In 2011, Kaplan bought a 15-acre property on the Silverado Trail and hired renowned wine maker Dave Phinney, viticuluralist Steve Matthiason, and vineyard manager John Truchard. The team, with a deep pedigree in the wine business, now produces about 500 cases a year of critically acclaimed wine. The Cabernet Sauvignon, in particular, is served at fine restaurants in Maryland, California, Texas, Florida, Massachusetts, New Mexico, and Grand Cayman.

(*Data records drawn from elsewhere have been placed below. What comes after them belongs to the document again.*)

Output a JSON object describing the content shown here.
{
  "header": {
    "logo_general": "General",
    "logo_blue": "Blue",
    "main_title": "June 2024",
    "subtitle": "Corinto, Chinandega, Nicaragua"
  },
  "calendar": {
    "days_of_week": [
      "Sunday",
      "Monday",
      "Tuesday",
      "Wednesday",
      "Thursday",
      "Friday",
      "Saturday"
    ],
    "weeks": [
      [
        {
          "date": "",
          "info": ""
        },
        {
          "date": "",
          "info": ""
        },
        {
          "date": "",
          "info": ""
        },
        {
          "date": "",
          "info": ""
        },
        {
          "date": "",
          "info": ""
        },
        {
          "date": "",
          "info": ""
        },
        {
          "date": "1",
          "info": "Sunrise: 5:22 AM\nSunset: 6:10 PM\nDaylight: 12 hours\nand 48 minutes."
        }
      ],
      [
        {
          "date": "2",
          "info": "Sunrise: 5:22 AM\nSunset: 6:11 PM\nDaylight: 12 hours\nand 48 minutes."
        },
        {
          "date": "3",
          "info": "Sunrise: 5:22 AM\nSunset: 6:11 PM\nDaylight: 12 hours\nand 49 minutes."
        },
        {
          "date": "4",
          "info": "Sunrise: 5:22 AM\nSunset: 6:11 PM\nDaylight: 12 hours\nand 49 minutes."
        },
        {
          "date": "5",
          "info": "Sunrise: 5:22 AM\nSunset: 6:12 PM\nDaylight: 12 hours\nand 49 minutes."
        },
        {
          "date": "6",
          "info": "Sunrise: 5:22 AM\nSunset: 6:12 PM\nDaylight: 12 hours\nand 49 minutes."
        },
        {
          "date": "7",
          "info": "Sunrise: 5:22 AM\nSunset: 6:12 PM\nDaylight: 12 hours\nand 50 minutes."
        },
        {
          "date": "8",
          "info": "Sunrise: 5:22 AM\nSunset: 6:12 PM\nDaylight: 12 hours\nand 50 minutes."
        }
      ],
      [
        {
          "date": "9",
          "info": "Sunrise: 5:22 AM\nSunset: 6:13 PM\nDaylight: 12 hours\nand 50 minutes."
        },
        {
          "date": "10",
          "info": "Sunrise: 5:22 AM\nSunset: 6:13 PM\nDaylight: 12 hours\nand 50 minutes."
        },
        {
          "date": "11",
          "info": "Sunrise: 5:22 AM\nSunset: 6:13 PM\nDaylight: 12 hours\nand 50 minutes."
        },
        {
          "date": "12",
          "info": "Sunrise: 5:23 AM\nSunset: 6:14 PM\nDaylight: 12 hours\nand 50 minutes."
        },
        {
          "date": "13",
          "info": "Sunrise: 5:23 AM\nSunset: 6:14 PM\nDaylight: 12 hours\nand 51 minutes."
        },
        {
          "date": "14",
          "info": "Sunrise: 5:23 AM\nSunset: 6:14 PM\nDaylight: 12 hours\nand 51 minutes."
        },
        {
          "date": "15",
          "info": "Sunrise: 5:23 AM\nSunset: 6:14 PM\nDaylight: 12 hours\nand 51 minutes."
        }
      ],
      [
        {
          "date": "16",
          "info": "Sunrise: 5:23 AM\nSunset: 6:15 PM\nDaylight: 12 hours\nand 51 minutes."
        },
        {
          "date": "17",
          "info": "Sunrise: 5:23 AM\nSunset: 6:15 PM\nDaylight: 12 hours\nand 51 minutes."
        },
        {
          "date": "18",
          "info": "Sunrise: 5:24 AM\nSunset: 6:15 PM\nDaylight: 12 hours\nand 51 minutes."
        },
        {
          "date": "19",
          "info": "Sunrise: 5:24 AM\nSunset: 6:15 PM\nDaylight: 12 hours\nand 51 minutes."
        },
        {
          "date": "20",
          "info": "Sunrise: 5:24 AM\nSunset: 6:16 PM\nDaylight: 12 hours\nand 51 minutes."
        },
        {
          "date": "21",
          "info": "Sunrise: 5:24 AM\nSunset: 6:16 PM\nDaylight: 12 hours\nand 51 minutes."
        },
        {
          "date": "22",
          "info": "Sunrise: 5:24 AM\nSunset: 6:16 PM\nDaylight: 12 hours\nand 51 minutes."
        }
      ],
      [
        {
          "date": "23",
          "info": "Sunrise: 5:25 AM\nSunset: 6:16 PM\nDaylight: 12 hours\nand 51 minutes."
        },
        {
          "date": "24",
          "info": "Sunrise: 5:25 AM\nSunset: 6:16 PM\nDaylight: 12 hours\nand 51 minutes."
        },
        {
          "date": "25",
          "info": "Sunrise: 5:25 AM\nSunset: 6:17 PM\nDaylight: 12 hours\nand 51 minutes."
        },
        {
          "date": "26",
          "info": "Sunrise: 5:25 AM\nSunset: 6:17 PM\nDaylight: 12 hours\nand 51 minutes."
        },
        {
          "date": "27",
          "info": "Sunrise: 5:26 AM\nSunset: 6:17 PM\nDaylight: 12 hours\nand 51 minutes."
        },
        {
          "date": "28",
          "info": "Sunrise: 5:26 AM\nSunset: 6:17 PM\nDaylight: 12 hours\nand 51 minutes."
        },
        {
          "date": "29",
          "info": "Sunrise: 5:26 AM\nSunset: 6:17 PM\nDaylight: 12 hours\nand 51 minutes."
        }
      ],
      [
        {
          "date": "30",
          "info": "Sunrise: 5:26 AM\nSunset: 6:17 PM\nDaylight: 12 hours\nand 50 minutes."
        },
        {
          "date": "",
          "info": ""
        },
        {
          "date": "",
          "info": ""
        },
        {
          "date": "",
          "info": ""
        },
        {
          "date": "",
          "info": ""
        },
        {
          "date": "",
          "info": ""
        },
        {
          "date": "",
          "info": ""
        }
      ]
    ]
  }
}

“When it comes to wine or anything else, Jim is a perfectionist. He takes an academic approach to anything he engagesimage in-–wine, healthcare, business. He takes the soup-to-nuts approach to all things. He is a farmer-–he understands the vineyard as much as the wine making, and the wine. In this same way, he has been able to grasp complex clinical topics in a way that is uncommon for non-medical people. He is one of the most engaged, interested students of life I have known. Even today, he takes nothing for granted and searches for what’s fresh and new,” observes colleague Dr. Les Selbovitz, former Chief Medical Officer at Newton-Wellesley Hospital, and current Chief Medical Officer at Milford Regional Medical Center and Clinical Professor of Medicine at Tufts University.

And in homage to his roots, Kaplan named his wine Aftermath. And remember the Kaplan-Yorke conjecture? Bottles are labeled with this formula and a fractal--a visual representation of ordered chaos, that’s everywhere around us, even as grapevines or Mangbetu sculptures. And, when any material is fractalized, it is broken down into smaller, self-similar parts.

The whole entity then becomes greater than the sum of its parts-–be it in mathematics, the stock market or wine. Kaplan has successfully navigated these and other arenas over his lengthy career precisely because he has this perspective. He concludes, “I think I have always been a good gestaltist. I am able to see relationships and similarities between disparate concepts, and form a cohesive worldview from them.”